CLAIRE WILTSHER LECTURE
Claire is a well-known artist who lives in Lyndhurst
and is influenced in her painting by local landscape( Forest
and the Coast), music and poetry.
She started the evening by playing music and getting
everyone to draw the image the music produced in our minds. She herself plays
music while she is painting. The poetry
eg of Ted Hughes will affect her thinking and is often used in her pictures or
she will write and include some of her
own poems. She started writing after attending Creative Writing classes and
finds it helps with her art. She then went on to mention the artists which had
influenced her such as Turner (expressing emotion), Pollack (structure) and
Gustave Moreau ( colours and symbolism). She has also travelled widely.

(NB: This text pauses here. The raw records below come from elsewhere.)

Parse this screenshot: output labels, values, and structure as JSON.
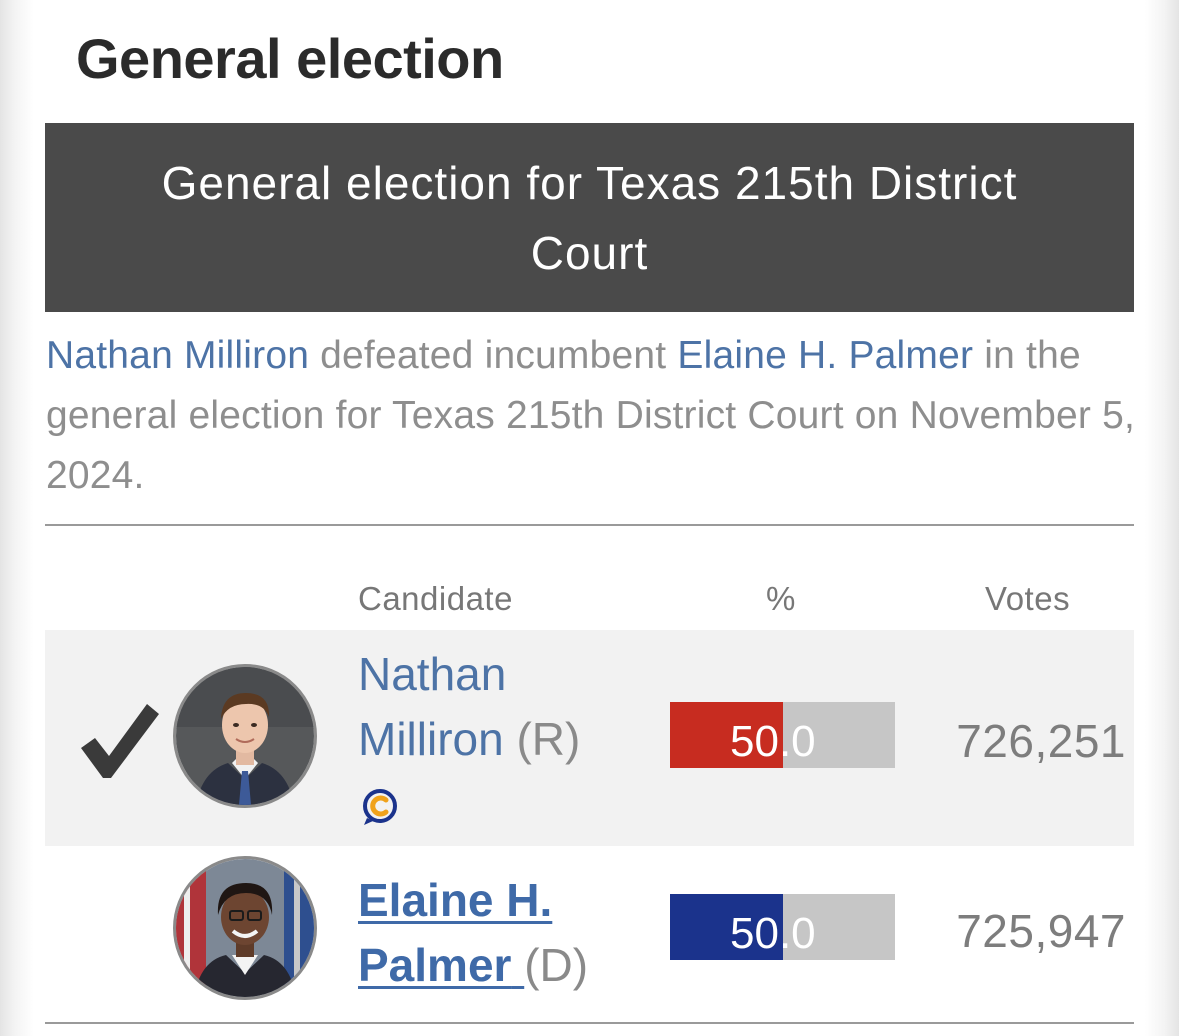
{
  "section": {
    "title": "General election"
  },
  "race": {
    "header": "General election for Texas 215th District Court",
    "summary": {
      "winner": "Nathan Milliron",
      "text1": " defeated incumbent ",
      "incumbent": "Elaine H. Palmer",
      "text2": " in the general election for Texas 215th District Court on November 5, 2024."
    }
  },
  "table": {
    "headers": {
      "candidate": "Candidate",
      "percent": "%",
      "votes": "Votes"
    },
    "rows": [
      {
        "first_name": "Nathan",
        "last_name": "Milliron",
        "party": "(R)",
        "percent": 50.0,
        "percent_label": "50.0",
        "votes": "726,251",
        "winner": true,
        "bar_color": "#c72c20",
        "has_badge": true,
        "badge_icon": "ballotpedia-c-icon"
      },
      {
        "first_name": "Elaine H.",
        "last_name": "Palmer",
        "party": "(D)",
        "percent": 50.0,
        "percent_label": "50.0",
        "votes": "725,947",
        "winner": false,
        "bar_color": "#1b338c",
        "has_badge": false
      }
    ]
  },
  "colors": {
    "header_bg": "#4a4a4a",
    "link": "#4d73a6",
    "winner_row_bg": "#f2f2f2",
    "bar_track": "#c6c6c6"
  }
}
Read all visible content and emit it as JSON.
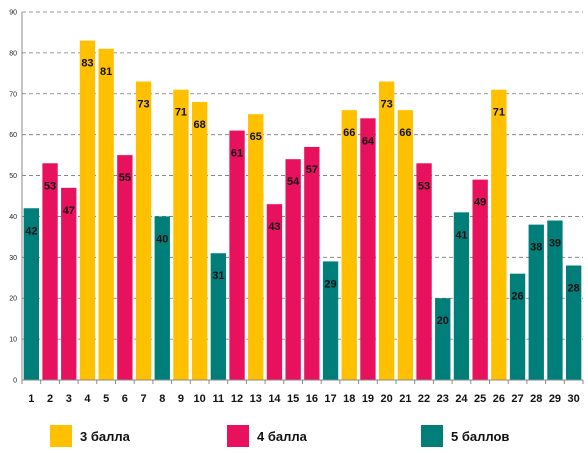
{
  "chart_data": {
    "type": "bar",
    "categories": [
      "1",
      "2",
      "3",
      "4",
      "5",
      "6",
      "7",
      "8",
      "9",
      "10",
      "11",
      "12",
      "13",
      "14",
      "15",
      "16",
      "17",
      "18",
      "19",
      "20",
      "21",
      "22",
      "23",
      "24",
      "25",
      "26",
      "27",
      "28",
      "29",
      "30"
    ],
    "values": [
      42,
      53,
      47,
      83,
      81,
      55,
      73,
      40,
      71,
      68,
      31,
      61,
      65,
      43,
      54,
      57,
      29,
      66,
      64,
      73,
      66,
      53,
      20,
      41,
      49,
      71,
      26,
      38,
      39,
      28
    ],
    "groups": [
      "5 баллов",
      "4 балла",
      "4 балла",
      "3 балла",
      "3 балла",
      "4 балла",
      "3 балла",
      "5 баллов",
      "3 балла",
      "3 балла",
      "5 баллов",
      "4 балла",
      "3 балла",
      "4 балла",
      "4 балла",
      "4 балла",
      "5 баллов",
      "3 балла",
      "4 балла",
      "3 балла",
      "3 балла",
      "4 балла",
      "5 баллов",
      "5 баллов",
      "4 балла",
      "3 балла",
      "5 баллов",
      "5 баллов",
      "5 баллов",
      "5 баллов"
    ],
    "yticks": [
      0,
      10,
      20,
      30,
      40,
      50,
      60,
      70,
      80,
      90
    ],
    "ylim": [
      0,
      90
    ],
    "grid": true,
    "legend_position": "bottom",
    "legend": [
      {
        "name": "3 балла",
        "color": "#FFC000"
      },
      {
        "name": "4 балла",
        "color": "#E8115E"
      },
      {
        "name": "5 баллов",
        "color": "#007E7A"
      }
    ]
  }
}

She then went on to describe her working methods. Claire
works from a variety if sources including sketches and photographs as well as
poetry and writing. She usually uses 4-7 colours and spends about 40 minutes
mixing them. Among the colours used are Lemon Yellow, Cerulean or Ultramarine
and Raw or Burnt Sienna A painting normally takes her a day but she will return
to it later. Working mainly in oils she uses techniques such as flicking with
fingers or brushes, using liquin to liquefy the paint or spraying with white
spirit and scraping with eg credit cards. Returning later, details are added
with many layers and textures and perhaps some collage. Often a wash is put on
first and the later layers of paint scraped back to show the original colour. The
base can be acrylic inks or watercolour and put on with a roller. The
background washes are bled into each other and then a dark foreground added. She
does a final glaze of liquin not varnish. Claire always has a wide tonal range
in each painting and uses complimentary colours such as red and green making
sure that there is a balance between the two. Most of her work is spontaneous
with only a small amount of planning involved.

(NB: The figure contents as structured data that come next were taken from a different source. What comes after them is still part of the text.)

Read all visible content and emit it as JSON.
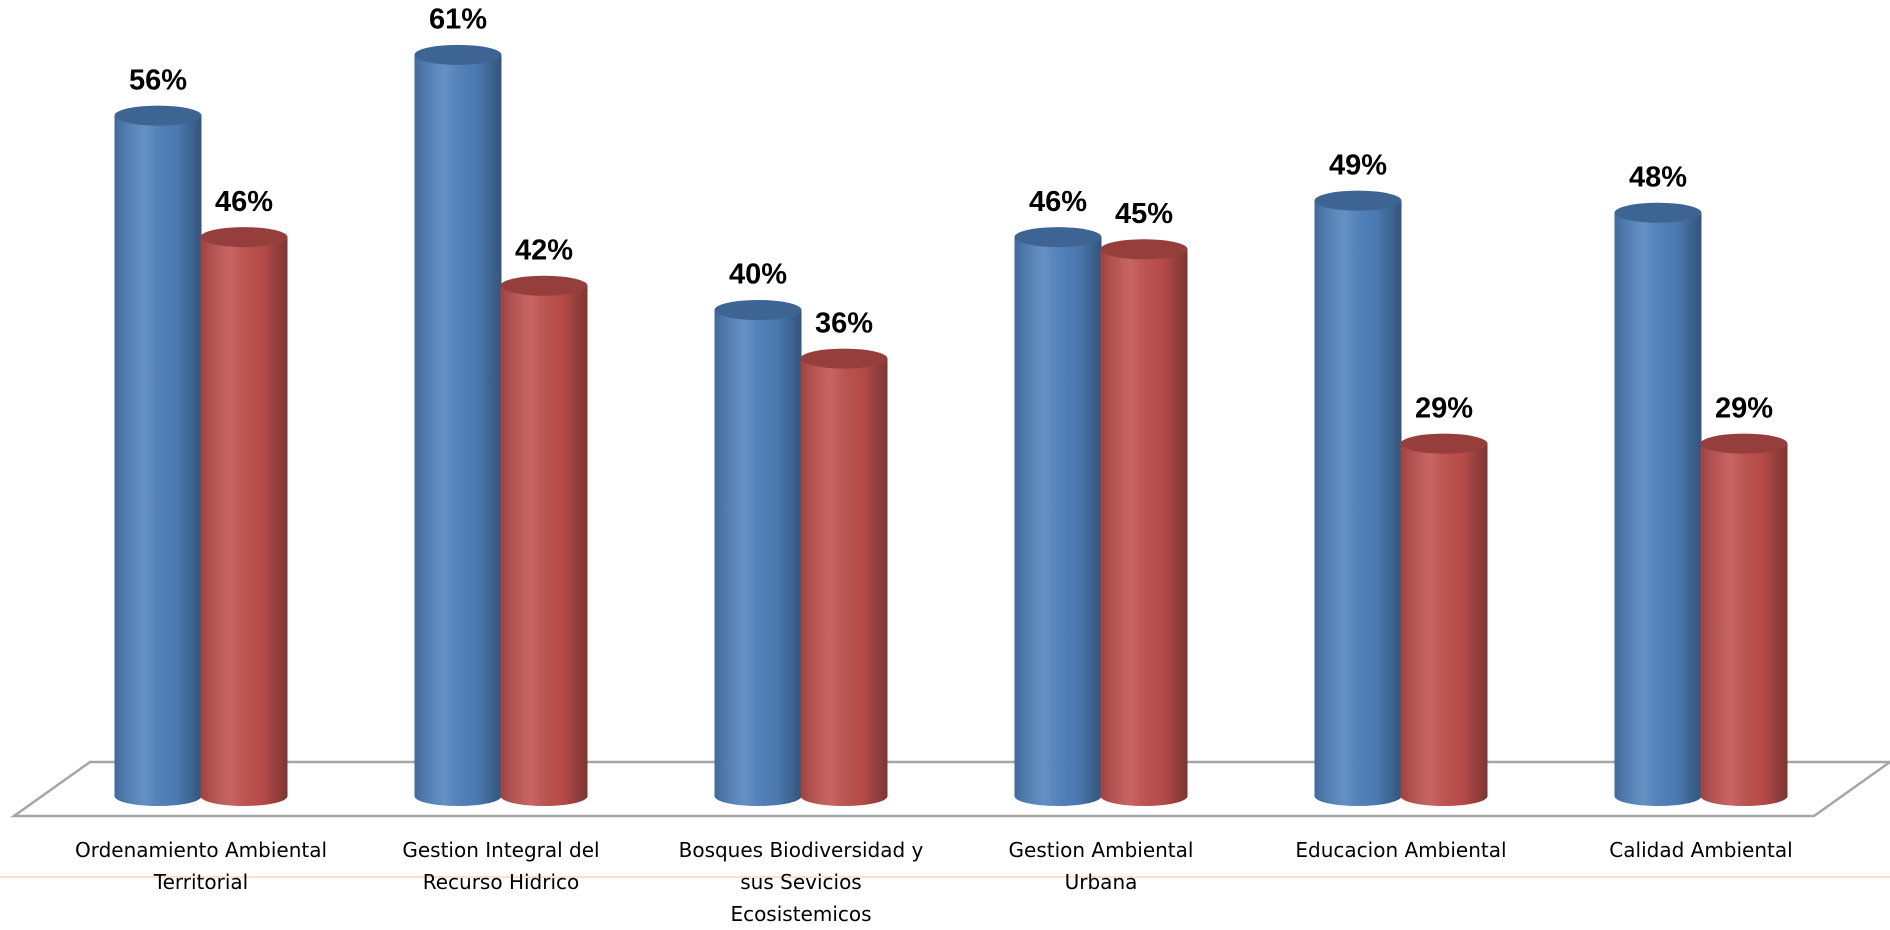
{
  "chart_data": {
    "type": "bar",
    "categories": [
      "Ordenamiento Ambiental Territorial",
      "Gestion Integral del Recurso Hidrico",
      "Bosques Biodiversidad y sus Sevicios Ecosistemicos",
      "Gestion Ambiental Urbana",
      "Educacion Ambiental",
      "Calidad Ambiental"
    ],
    "series": [
      {
        "color": "#4f81bd",
        "values": [
          56,
          61,
          40,
          46,
          49,
          48
        ],
        "value_labels": [
          "56%",
          "61%",
          "40%",
          "46%",
          "49%",
          "48%"
        ]
      },
      {
        "color": "#c0504d",
        "values": [
          46,
          42,
          36,
          45,
          29,
          29
        ],
        "value_labels": [
          "46%",
          "42%",
          "36%",
          "45%",
          "29%",
          "29%"
        ]
      }
    ]
  }
}
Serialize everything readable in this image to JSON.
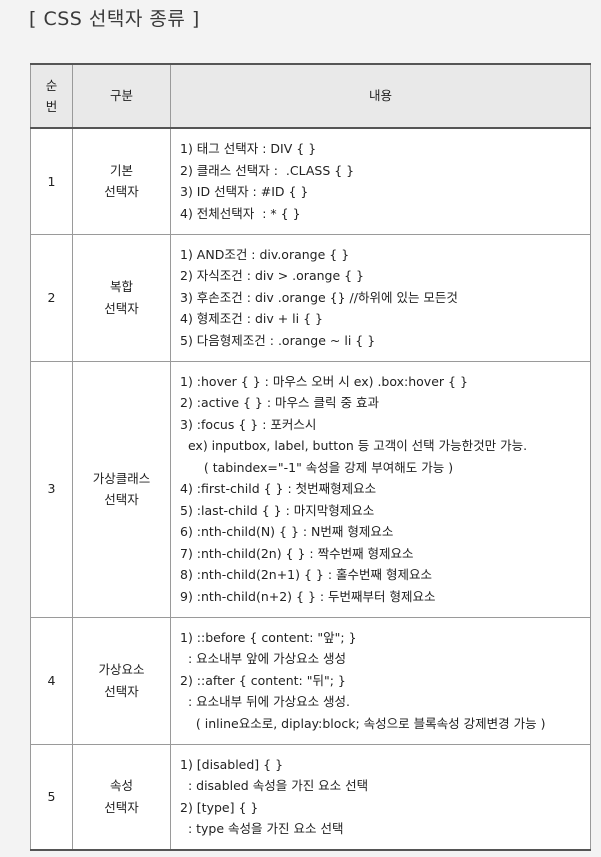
{
  "page": {
    "title": "[ CSS 선택자 종류 ]"
  },
  "table": {
    "header": {
      "number": [
        "순",
        "번"
      ],
      "category": "구분",
      "content": "내용"
    },
    "rows": [
      {
        "number": "1",
        "category": [
          "기본",
          "선택자"
        ],
        "lines": [
          "1) 태그 선택자 : DIV { }",
          "2) 클래스 선택자 :  .CLASS { }",
          "3) ID 선택자 : #ID { }",
          "4) 전체선택자  : * { }"
        ]
      },
      {
        "number": "2",
        "category": [
          "복합",
          "선택자"
        ],
        "lines": [
          "1) AND조건 : div.orange { }",
          "2) 자식조건 : div > .orange { }",
          "3) 후손조건 : div .orange {} //하위에 있는 모든것",
          "4) 형제조건 : div + li { }",
          "5) 다음형제조건 : .orange ~ li { }"
        ]
      },
      {
        "number": "3",
        "category": [
          "가상클래스",
          "선택자"
        ],
        "lines": [
          "1) :hover { } : 마우스 오버 시 ex) .box:hover { }",
          "2) :active { } : 마우스 클릭 중 효과",
          "3) :focus { } : 포커스시",
          "  ex) inputbox, label, button 등 고객이 선택 가능한것만 가능.",
          "      ( tabindex=\"-1\" 속성을 강제 부여해도 가능 )",
          "4) :first-child { } : 첫번째형제요소",
          "5) :last-child { } : 마지막형제요소",
          "6) :nth-child(N) { } : N번째 형제요소",
          "7) :nth-child(2n) { } : 짝수번째 형제요소",
          "8) :nth-child(2n+1) { } : 홀수번째 형제요소",
          "9) :nth-child(n+2) { } : 두번째부터 형제요소"
        ]
      },
      {
        "number": "4",
        "category": [
          "가상요소",
          "선택자"
        ],
        "lines": [
          "1) ::before { content: \"앞\"; }",
          "  : 요소내부 앞에 가상요소 생성",
          "2) ::after { content: \"뒤\"; }",
          "  : 요소내부 뒤에 가상요소 생성.",
          "    ( inline요소로, diplay:block; 속성으로 블록속성 강제변경 가능 )"
        ]
      },
      {
        "number": "5",
        "category": [
          "속성",
          "선택자"
        ],
        "lines": [
          "1) [disabled] { }",
          "  : disabled 속성을 가진 요소 선택",
          "2) [type] { }",
          "  : type 속성을 가진 요소 선택"
        ]
      }
    ]
  }
}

Finally, in response to a question from the audience Claire
described how she does monoprinting. A photograph is placed under a sheet of
acetate and a painting done on the acetate using oil paint. Then a sheet of
paper is placed over the painting and so a print is produced. To get variety
try using acrylics and different types of paper or card.
The evening was very informative and entertaining and we
thank Claire for giving us the opportunity of seeing her beautiful paintings.